KalVista Pharma | 10-Q: FY2026 Q1 Revenue: USD 1.426 M

I'm PortAI, I can summarize articles.
Revenue: As of FY2026 Q1, the actual value is USD 1.426 M.
EPS: As of FY2026 Q1, the actual value is USD -1.12, missing the estimate of USD -0.955.
EBIT: As of FY2026 Q1, the actual value is USD -57.94 M.
Financial Metrics by Segment
Segment Revenue
- Product Revenue, Net: $1.4 million for the three months ended July 31, 2025, compared to $0 for the same period in 2024.
Operational Metrics
- Cost of Revenue: $0.6 million for the three months ended July 31, 2025, compared to $0 for the same period in 2024.
- Research and Development Expenses: $15.2 million for the three months ended July 31, 2025, compared to $26.6 million for the same period in 2024, a decrease of $11.5 million.
- Selling, General and Administrative Expenses: $44.7 million for the three months ended July 31, 2025, compared to $17.6 million for the same period in 2024, an increase of $27.1 million.
- Net Loss: $60.1 million for the three months ended July 31, 2025, compared to $40.4 million for the same period in 2024.
Cash Flow
- Net Cash Used in Operating Activities: - $54.5 million for the three months ended July 31, 2025, compared to - $40.2 million for the same period in 2024.

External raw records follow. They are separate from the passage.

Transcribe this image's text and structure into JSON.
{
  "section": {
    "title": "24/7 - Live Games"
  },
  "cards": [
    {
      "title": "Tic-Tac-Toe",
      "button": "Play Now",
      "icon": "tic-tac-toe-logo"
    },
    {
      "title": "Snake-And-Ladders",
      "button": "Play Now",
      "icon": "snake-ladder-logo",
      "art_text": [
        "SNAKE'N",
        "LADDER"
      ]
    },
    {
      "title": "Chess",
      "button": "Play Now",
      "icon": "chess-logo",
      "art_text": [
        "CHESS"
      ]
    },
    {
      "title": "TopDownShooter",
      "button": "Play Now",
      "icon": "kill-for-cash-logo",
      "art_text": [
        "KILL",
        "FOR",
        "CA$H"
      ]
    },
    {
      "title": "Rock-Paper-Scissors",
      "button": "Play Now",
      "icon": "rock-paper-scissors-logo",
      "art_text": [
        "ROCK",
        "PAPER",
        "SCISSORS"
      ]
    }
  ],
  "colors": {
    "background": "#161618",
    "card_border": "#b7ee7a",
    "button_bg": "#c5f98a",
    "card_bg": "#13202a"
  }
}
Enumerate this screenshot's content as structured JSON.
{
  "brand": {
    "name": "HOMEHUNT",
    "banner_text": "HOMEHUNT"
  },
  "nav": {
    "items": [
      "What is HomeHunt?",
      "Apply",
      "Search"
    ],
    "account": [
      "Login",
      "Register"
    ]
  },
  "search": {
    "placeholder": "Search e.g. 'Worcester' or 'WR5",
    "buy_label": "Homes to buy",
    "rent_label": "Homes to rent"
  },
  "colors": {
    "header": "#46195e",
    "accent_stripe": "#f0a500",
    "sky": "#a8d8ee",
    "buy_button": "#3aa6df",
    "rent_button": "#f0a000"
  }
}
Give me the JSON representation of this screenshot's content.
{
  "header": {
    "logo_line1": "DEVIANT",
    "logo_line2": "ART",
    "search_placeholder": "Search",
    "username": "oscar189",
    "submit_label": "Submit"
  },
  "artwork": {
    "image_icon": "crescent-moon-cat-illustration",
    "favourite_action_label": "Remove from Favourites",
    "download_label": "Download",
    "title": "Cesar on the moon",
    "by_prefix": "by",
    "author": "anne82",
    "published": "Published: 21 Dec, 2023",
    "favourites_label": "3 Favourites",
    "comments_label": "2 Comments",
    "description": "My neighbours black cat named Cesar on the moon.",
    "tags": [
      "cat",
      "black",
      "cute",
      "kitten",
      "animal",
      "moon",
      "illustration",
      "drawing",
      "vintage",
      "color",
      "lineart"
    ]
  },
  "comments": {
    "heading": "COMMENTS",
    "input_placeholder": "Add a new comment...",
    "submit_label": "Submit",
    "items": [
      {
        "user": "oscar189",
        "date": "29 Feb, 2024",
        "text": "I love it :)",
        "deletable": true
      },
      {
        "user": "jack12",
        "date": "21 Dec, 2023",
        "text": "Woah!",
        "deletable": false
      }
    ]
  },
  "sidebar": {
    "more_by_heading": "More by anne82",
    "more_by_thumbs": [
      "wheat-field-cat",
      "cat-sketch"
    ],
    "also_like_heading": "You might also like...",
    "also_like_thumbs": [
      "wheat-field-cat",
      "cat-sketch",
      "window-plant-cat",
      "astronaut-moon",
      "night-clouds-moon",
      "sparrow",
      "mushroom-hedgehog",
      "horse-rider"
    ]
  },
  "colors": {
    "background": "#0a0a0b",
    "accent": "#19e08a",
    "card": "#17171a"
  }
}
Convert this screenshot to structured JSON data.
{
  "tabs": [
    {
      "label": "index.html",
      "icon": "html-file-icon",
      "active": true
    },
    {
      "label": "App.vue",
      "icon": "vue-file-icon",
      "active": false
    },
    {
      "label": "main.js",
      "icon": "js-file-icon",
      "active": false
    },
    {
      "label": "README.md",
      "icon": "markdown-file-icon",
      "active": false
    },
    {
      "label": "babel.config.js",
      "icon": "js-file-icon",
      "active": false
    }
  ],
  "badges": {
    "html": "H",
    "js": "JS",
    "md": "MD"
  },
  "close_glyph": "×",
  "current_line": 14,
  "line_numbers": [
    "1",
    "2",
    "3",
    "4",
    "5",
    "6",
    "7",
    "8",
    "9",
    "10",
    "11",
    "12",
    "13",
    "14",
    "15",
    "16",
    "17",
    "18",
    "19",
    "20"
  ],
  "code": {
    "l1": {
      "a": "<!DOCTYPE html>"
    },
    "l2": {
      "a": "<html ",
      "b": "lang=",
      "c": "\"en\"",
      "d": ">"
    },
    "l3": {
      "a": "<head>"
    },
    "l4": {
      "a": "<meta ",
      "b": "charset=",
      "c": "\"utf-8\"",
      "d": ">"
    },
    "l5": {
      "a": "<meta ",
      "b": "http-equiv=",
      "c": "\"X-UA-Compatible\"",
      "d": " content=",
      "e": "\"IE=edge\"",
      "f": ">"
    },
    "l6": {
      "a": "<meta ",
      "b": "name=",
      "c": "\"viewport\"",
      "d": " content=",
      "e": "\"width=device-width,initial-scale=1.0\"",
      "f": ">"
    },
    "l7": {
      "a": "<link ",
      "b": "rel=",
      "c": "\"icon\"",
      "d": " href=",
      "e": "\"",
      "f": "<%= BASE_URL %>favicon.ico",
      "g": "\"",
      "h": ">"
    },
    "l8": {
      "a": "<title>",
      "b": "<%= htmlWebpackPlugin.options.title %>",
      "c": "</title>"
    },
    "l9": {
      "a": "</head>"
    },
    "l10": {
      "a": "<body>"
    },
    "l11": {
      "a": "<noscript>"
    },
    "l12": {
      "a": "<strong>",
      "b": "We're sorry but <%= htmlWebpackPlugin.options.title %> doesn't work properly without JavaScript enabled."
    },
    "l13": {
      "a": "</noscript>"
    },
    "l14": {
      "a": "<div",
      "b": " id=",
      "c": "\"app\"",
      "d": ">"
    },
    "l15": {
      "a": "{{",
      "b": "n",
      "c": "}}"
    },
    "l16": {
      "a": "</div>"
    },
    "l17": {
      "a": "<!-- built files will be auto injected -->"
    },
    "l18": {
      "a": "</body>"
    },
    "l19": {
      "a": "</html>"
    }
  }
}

- Net Cash Provided by Investing Activities: $21.3 million for the three months ended July 31, 2025, compared to $37.2 million for the same period in 2024.
- Net Cash Provided by Financing Activities: $23.2 million for the three months ended July 31, 2025, compared to $3.0 million for the same period in 2024.
Unique Metrics
- Royalty Obligation: $132.3 million as of July 31, 2025, with an embedded derivative liability fair value of $9.4 million.
- Deferred Revenue: $11.0 million as of July 31, 2025, related to the Kaken Agreement.
Future Outlook and Strategy
Core Business Focus
- Commercialization of EKTERLY: The company anticipates continued losses as it commercializes EKTERLY, completes post-approval regulatory obligations, and develops additional product candidates.
- Revenue Generation: The company expects to generate revenue from EKTERLY and other products, while potentially seeking additional financing through equity offerings, debt financing, corporate partnerships, and product sales.
Non-Core Business
- License Agreement with Kaken: The company entered into a License, Supply, and Distribution Agreement with Kaken Pharmaceutical Co., Ltd. for exclusive commercialization rights in Japan, with potential regulatory and sales milestone payments totaling approximately $13.0 million.
Priority
- Financial Stability: The company currently anticipates having sufficient funding to operate for at least the next twelve months based on its operating plans and existing capital resources.